With the wealth of the whites thus protected through BEE, the only source for enrichment of the new Black elite available – besides old fashion hard work that is – were state revenues. This has proven to be the central internal contradiction of the era of Black nationalist rule. This contradiction can be summed up as follows: who gets what share of state revenues between the elite’s private consumption, the poor people’s welfare consumption, investment in social and physical infrastructure, as well as payments to other claimants such as workers in the public sector.
Competition between these claims on state revenues has become increasingly explosive. South Africa is therefore now entering a new phase of conflict, the conflict between the Black nationalist elite and the Black masses over how to distribute state revenues between them. This struggle is commonly referred to as a struggle over service delivery which in a limited way it is.

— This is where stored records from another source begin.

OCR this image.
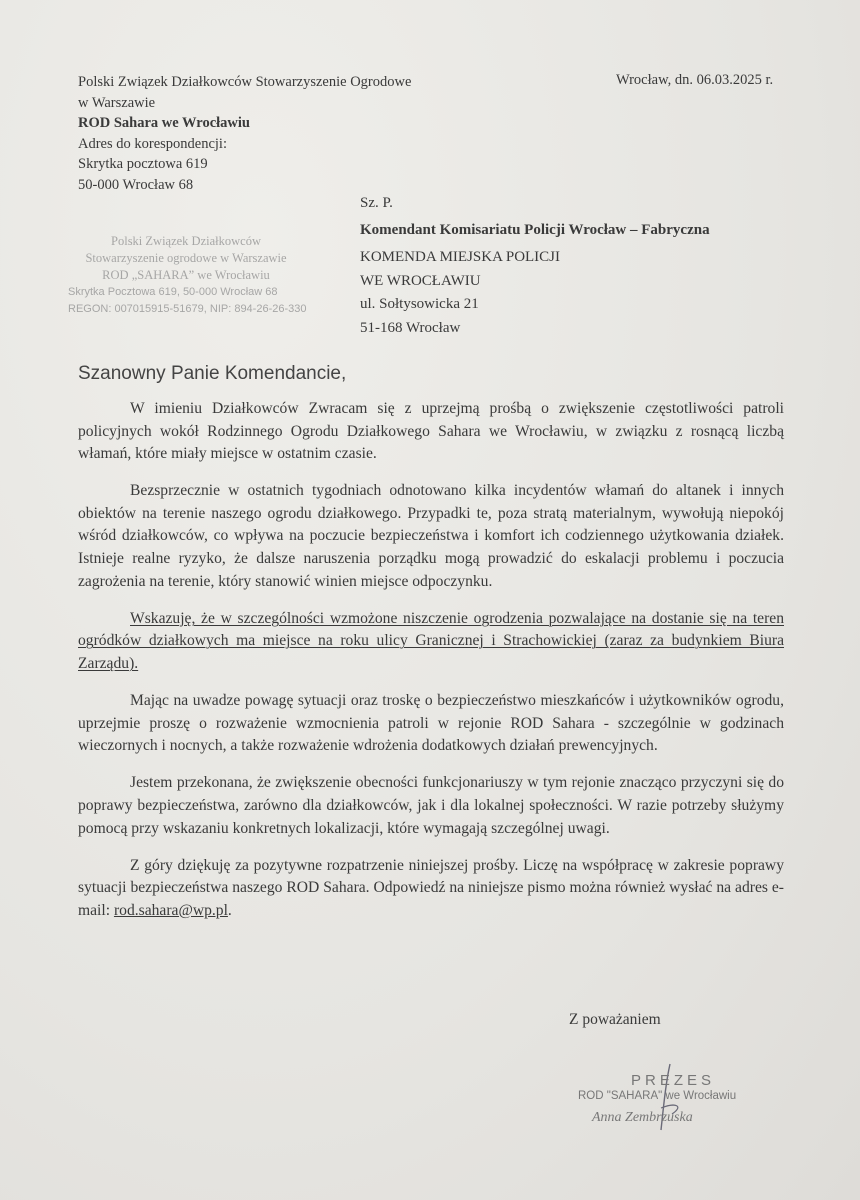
Polski Związek Działkowców Stowarzyszenie Ogrodowe
w Warszawie
ROD Sahara we Wrocławiu
Adres do korespondencji:
Skrytka pocztowa 619
50-000 Wrocław 68
Wrocław, dn. 06.03.2025 r.
Polski Związek Działkowców
Stowarzyszenie ogrodowe w Warszawie
ROD „SAHARA” we Wrocławiu
Skrytka Pocztowa 619, 50-000 Wrocław 68
REGON: 007015915-51679, NIP: 894-26-26-330
Sz. P.
Komendant Komisariatu Policji Wrocław – Fabryczna
KOMENDA MIEJSKA POLICJI
WE WROCŁAWIU
ul. Sołtysowicka 21
51-168 Wrocław
Szanowny Panie Komendancie,

W imieniu Działkowców Zwracam się z uprzejmą prośbą o zwiększenie częstotliwości patroli policyjnych wokół Rodzinnego Ogrodu Działkowego Sahara we Wrocławiu, w związku z rosnącą liczbą włamań, które miały miejsce w ostatnim czasie.

Bezsprzecznie w ostatnich tygodniach odnotowano kilka incydentów włamań do altanek i innych obiektów na terenie naszego ogrodu działkowego. Przypadki te, poza stratą materialnym, wywołują niepokój wśród działkowców, co wpływa na poczucie bezpieczeństwa i komfort ich codziennego użytkowania działek. Istnieje realne ryzyko, że dalsze naruszenia porządku mogą prowadzić do eskalacji problemu i poczucia zagrożenia na terenie, który stanowić winien miejsce odpoczynku.

Wskazuję, że w szczególności wzmożone niszczenie ogrodzenia pozwalające na dostanie się na teren ogródków działkowych ma miejsce na roku ulicy Granicznej i Strachowickiej (zaraz za budynkiem Biura Zarządu).

Mając na uwadze powagę sytuacji oraz troskę o bezpieczeństwo mieszkańców i użytkowników ogrodu, uprzejmie proszę o rozważenie wzmocnienia patroli w rejonie ROD Sahara - szczególnie w godzinach wieczornych i nocnych, a także rozważenie wdrożenia dodatkowych działań prewencyjnych.

Jestem przekonana, że zwiększenie obecności funkcjonariuszy w tym rejonie znacząco przyczyni się do poprawy bezpieczeństwa, zarówno dla działkowców, jak i dla lokalnej społeczności. W razie potrzeby służymy pomocą przy wskazaniu konkretnych lokalizacji, które wymagają szczególnej uwagi.

Z góry dziękuję za pozytywne rozpatrzenie niniejszej prośby. Liczę na współpracę w zakresie poprawy sytuacji bezpieczeństwa naszego ROD Sahara. Odpowiedź na niniejsze pismo można również wysłać na adres e-mail: rod.sahara@wp.pl.

Z poważaniem
PREZES
ROD "SAHARA" we Wrocławiu
Anna Zembrzuska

ANC president, Jacob Zuma, once predicted that the ANC’s rule would last until the second coming of Jesus Christ. At the rate at which conflict is growing Jesus may find South Africa a burnt out shell when he returns.
Moeletsi Mbeki is deputy chairman of the South African Institute of International Affairs an independent think tank based at the University of the Witwatersrand. This is the text of his presentation to the Royal Institute of International Affairs at Chatham House, London, Wednesday September 9 2009, at the UK launch of his book Architects of Poverty: Why African capitalism needs changing.